Maximum casita size under Nevada AB 396 is set by each local jurisdiction’s code. The state law
removed the largest lot-size barriers but left specific square-footage limits to municipalities. The City of
Henderson currently caps detached ADUs at 1,200 square feet, which is one of the clearest published
thresholds in the valley. Other jurisdictions (City of Las Vegas, Clark County, North Las Vegas) have their
own maximums depending on the specific ordinance language adopted under AB 396. The most
accurate answer for your specific property requires checking your jurisdiction and any applicable HOA
architectural review committee.

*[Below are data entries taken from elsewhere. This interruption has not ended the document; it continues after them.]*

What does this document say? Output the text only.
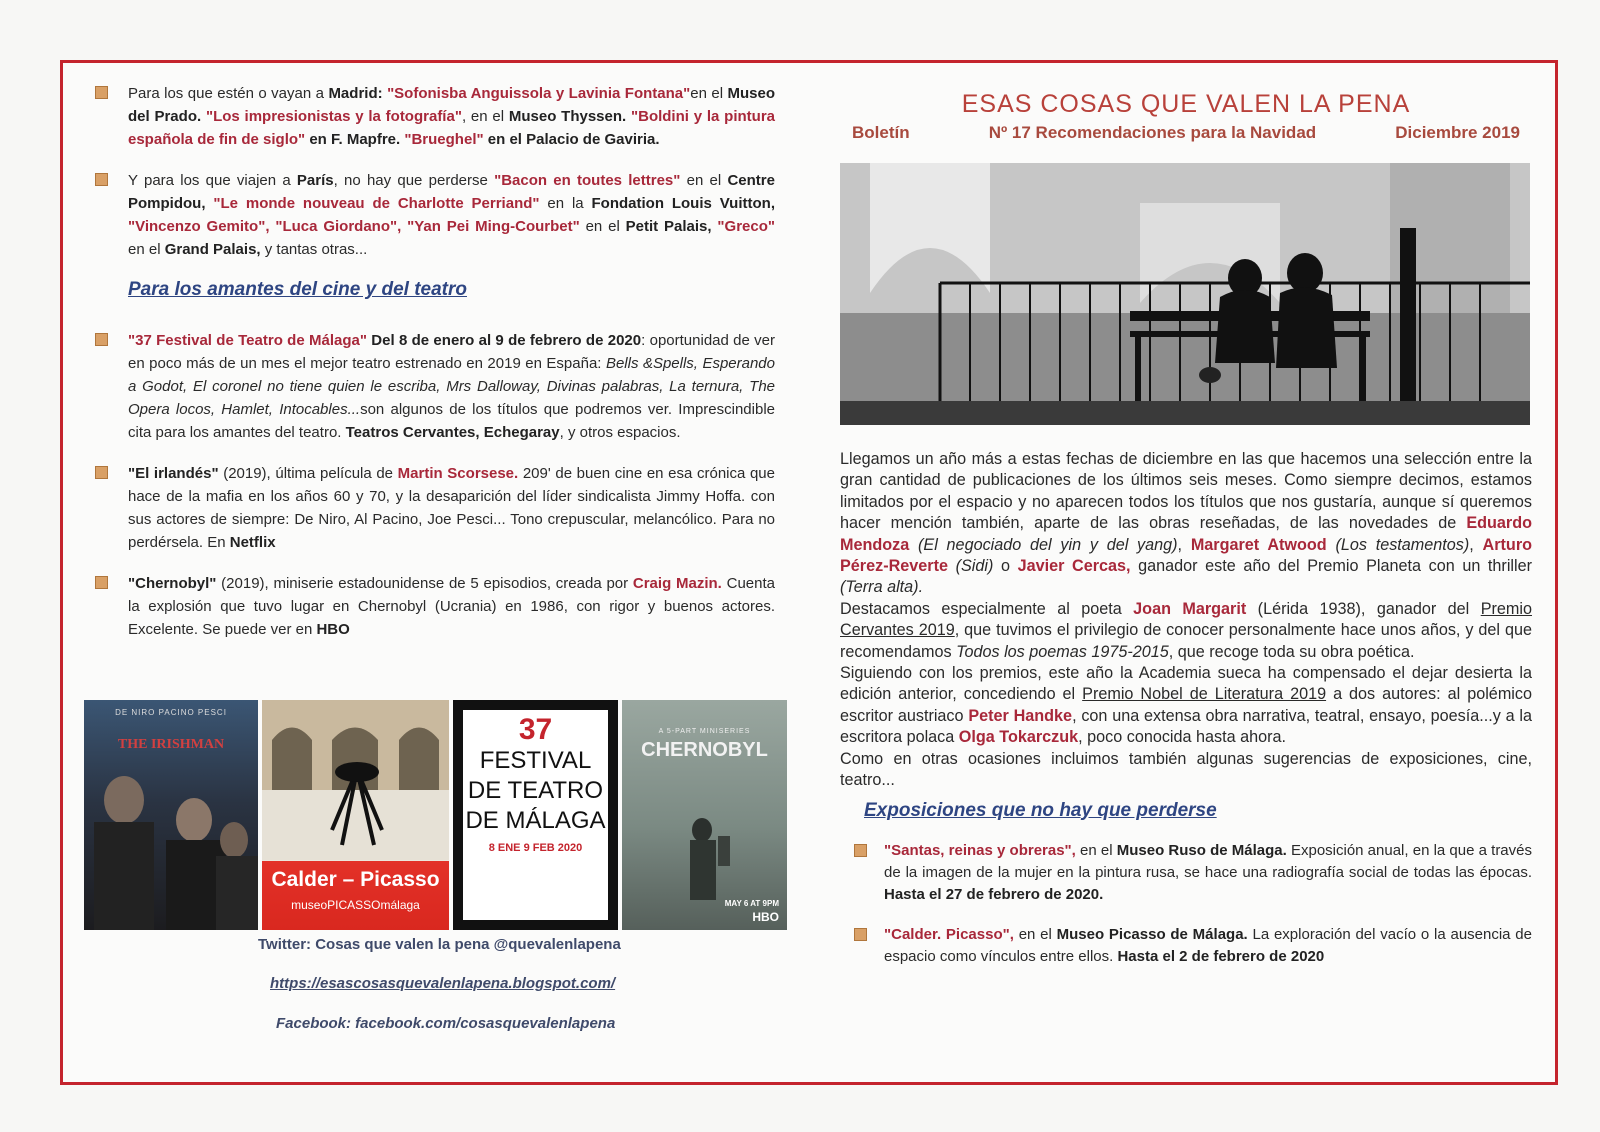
Para los que estén o vayan a Madrid: "Sofonisba Anguissola y Lavinia Fontana"en el Museo del Prado. "Los impresionistas y la fotografía", en el Museo Thyssen. "Boldini y la pintura española de fin de siglo" en F. Mapfre. "Brueghel" en el Palacio de Gaviria.
Y para los que viajen a París, no hay que perderse "Bacon en toutes lettres" en el Centre Pompidou, "Le monde nouveau de Charlotte Perriand" en la Fondation Louis Vuitton, "Vincenzo Gemito", "Luca Giordano", "Yan Pei Ming-Courbet" en el Petit Palais, "Greco" en el Grand Palais, y tantas otras...
Para los amantes del cine y del teatro
"37 Festival de Teatro de Málaga" Del 8 de enero al 9 de febrero de 2020: oportunidad de ver en poco más de un mes el mejor teatro estrenado en 2019 en España: Bells &Spells, Esperando a Godot, El coronel no tiene quien le escriba, Mrs Dalloway, Divinas palabras, La ternura, The Opera locos, Hamlet, Intocables...son algunos de los títulos que podremos ver. Imprescindible cita para los amantes del teatro. Teatros Cervantes, Echegaray, y otros espacios.
"El irlandés" (2019), última película de Martin Scorsese. 209' de buen cine en esa crónica que hace de la mafia en los años 60 y 70, y la desaparición del líder sindicalista Jimmy Hoffa. con sus actores de siempre: De Niro, Al Pacino, Joe Pesci... Tono crepuscular, melancólico. Para no perdérsela. En Netflix
"Chernobyl" (2019), miniserie estadounidense de 5 episodios, creada por Craig Mazin. Cuenta la explosión que tuvo lugar en Chernobyl (Ucrania) en 1986, con rigor y buenos actores. Excelente. Se puede ver en HBO
DE NIRO PACINO PESCI
THE IRISHMAN
Calder – Picasso
museoPICASSOmálaga
37
FESTIVAL
DE TEATRO
DE MÁLAGA
8 ENE 9 FEB 2020
A 5-PART MINISERIES
CHERNOBYL
MAY 6 AT 9PM
HBO
Twitter: Cosas que valen la pena @quevalenlapena
https://esascosasquevalenlapena.blogspot.com/
Facebook: facebook.com/cosasquevalenlapena
ESAS COSAS QUE VALEN LA PENA
Boletín	Nº 17 Recomendaciones para la Navidad	Diciembre 2019
Llegamos un año más a estas fechas de diciembre en las que hacemos una selección entre la gran cantidad de publicaciones de los últimos seis meses. Como siempre decimos, estamos limitados por el espacio y no aparecen todos los títulos que nos gustaría, aunque sí queremos hacer mención también, aparte de las obras reseñadas, de las novedades de Eduardo Mendoza (El negociado del yin y del yang), Margaret Atwood (Los testamentos), Arturo Pérez-Reverte (Sidi) o Javier Cercas, ganador este año del Premio Planeta con un thriller (Terra alta).
Destacamos especialmente al poeta Joan Margarit (Lérida 1938), ganador del Premio Cervantes 2019, que tuvimos el privilegio de conocer personalmente hace unos años, y del que recomendamos Todos los poemas 1975-2015, que recoge toda su obra poética.
Siguiendo con los premios, este año la Academia sueca ha compensado el dejar desierta la edición anterior, concediendo el Premio Nobel de Literatura 2019 a dos autores: al polémico escritor austriaco Peter Handke, con una extensa obra narrativa, teatral, ensayo, poesía...y a la escritora polaca Olga Tokarczuk, poco conocida hasta ahora.
Como en otras ocasiones incluimos también algunas sugerencias de exposiciones, cine, teatro...
Exposiciones que no hay que perderse
"Santas, reinas y obreras", en el Museo Ruso de Málaga. Exposición anual, en la que a través de la imagen de la mujer en la pintura rusa, se hace una radiografía social de todas las épocas. Hasta el 27 de febrero de 2020.
"Calder. Picasso", en el Museo Picasso de Málaga. La exploración del vacío o la ausencia de espacio como vínculos entre ellos. Hasta el 2 de febrero de 2020
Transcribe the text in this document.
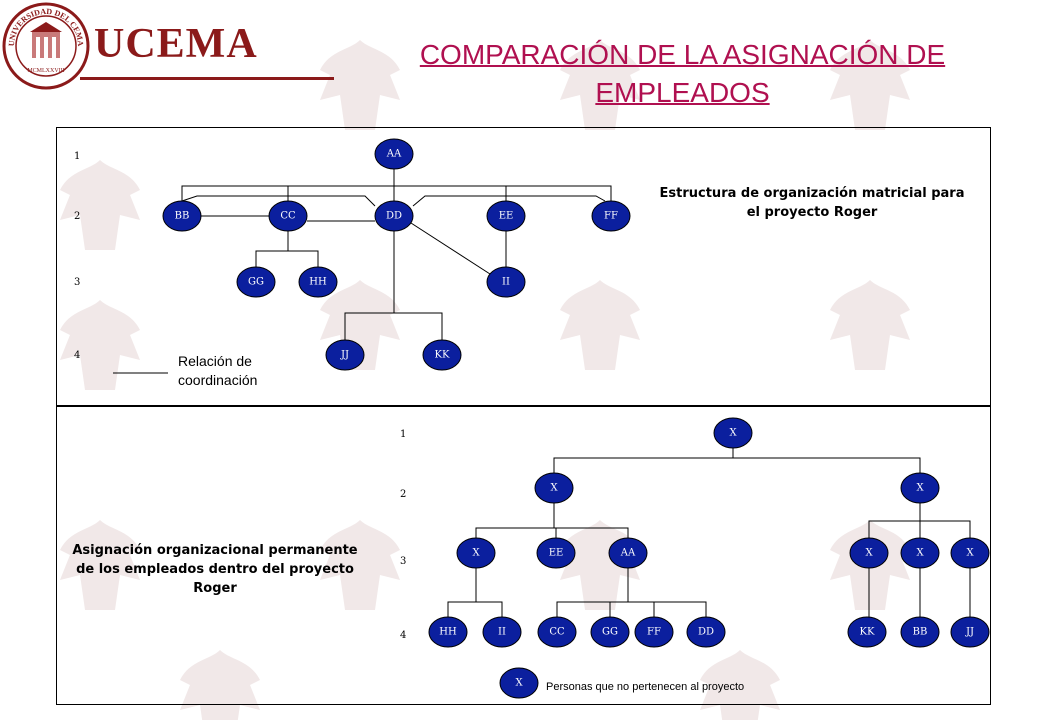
UNIVERSIDAD DEL CEMA
MCMLXXVIII
UCEMA	COMPARACIÓN DE LA ASIGNACIÓN DE
EMPLEADOS
AA
BB	CC	DD	EE	FF
GG	HH	II
JJ	KK
X
X	X
X	EE	AA	X	X	X
HH	II	CC	GG	FF	DD	KK	BB	JJ
X
1
2
3
4
Estructura de organización matricial para
el proyecto Roger
Relación de
coordinación
1
2
3
4
Asignación organizacional permanente
de los empleados dentro del proyecto
Roger
Personas que no pertenecen al proyecto
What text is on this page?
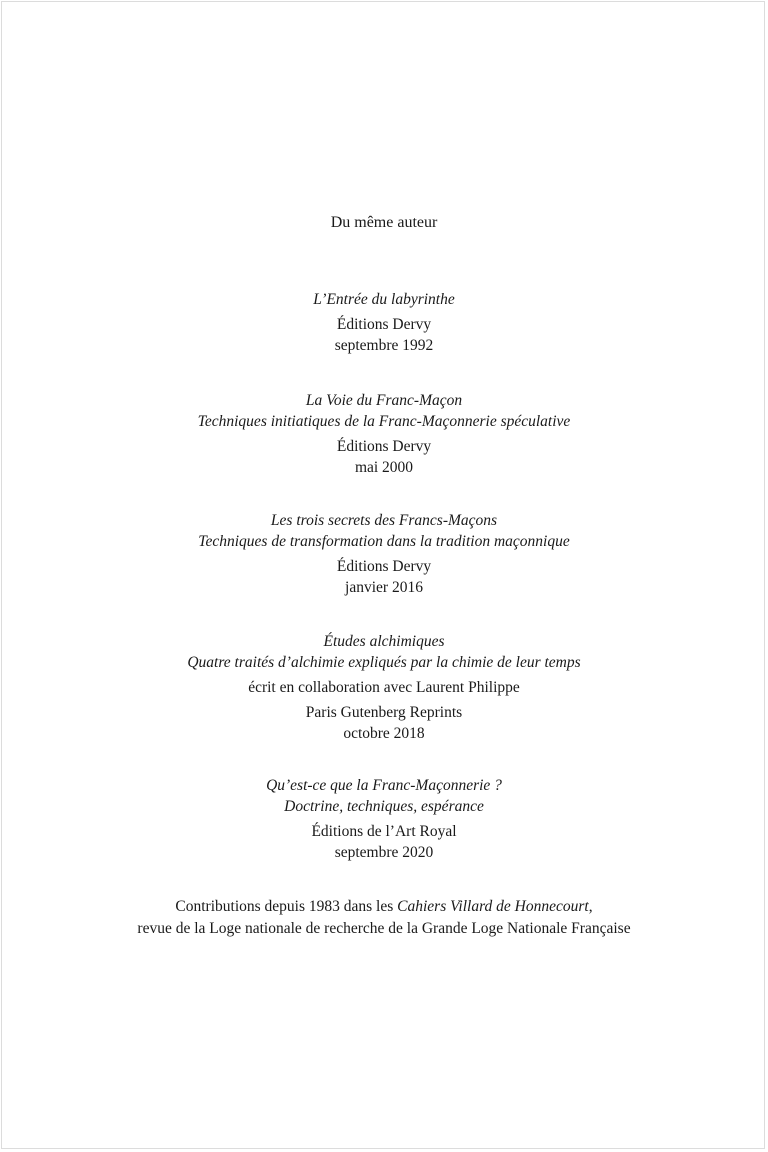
Du même auteur

L’Entrée du labyrinthe

Éditions Dervy

septembre 1992

La Voie du Franc-Maçon

Techniques initiatiques de la Franc-Maçonnerie spéculative

Éditions Dervy

mai 2000

Les trois secrets des Francs-Maçons

Techniques de transformation dans la tradition maçonnique

Éditions Dervy

janvier 2016

Études alchimiques

Quatre traités d’alchimie expliqués par la chimie de leur temps

écrit en collaboration avec Laurent Philippe

Paris Gutenberg Reprints

octobre 2018

Qu’est-ce que la Franc-Maçonnerie ?

Doctrine, techniques, espérance

Éditions de l’Art Royal

septembre 2020

Contributions depuis 1983 dans les Cahiers Villard de Honnecourt,

revue de la Loge nationale de recherche de la Grande Loge Nationale Française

Kingdom & Co. confirms the size limits for your specific lot and
jurisdiction during the discovery phase before design work begins.

Do I need a permit for a casita in Las Vegas?2026-06-24T12:23:39-07:00

Yes. Every casita built in the Las Vegas valley requires a permit from the appropriate jurisdiction (City of
Las Vegas Development Services, Clark County, City of Henderson, or City of North Las Vegas). Plumbing,
electrical, and structural work all trigger permit requirements. If you are in a master-planned community
(Summerlin, MacDonald Highlands, Anthem Country Club, Queensridge, Red Rock Country Club, Seven
Hills, etc.), HOA architectural review approval is also required separately from the municipal permit.
Kingdom & Co. handles both submissions and all inspections as part of every casita project.

Can I put a tiny home in my backyard in Las Vegas?2026-06-24T12:23:39-07:00

A casita is not the same as a tiny home, and the rules are different. A casita under Nevada AB 396 is a
permanent structure on the property of a primary residence, with its own kitchen and bathroom, built
to the same code as the primary home. A tiny home is typically a moveable structure, often on wheels or
a chassis, sometimes built to RV codes rather than residential building codes. Under Clark County’s AB
396-aligned framework, properties within mobile or tiny home parks have separate rules, and lots
smaller than 4,000 square feet require a special use permit. For most Las Vegas valley homeowners on
standard residential lots, a permanent casita is the better legal and structural option than a tiny home.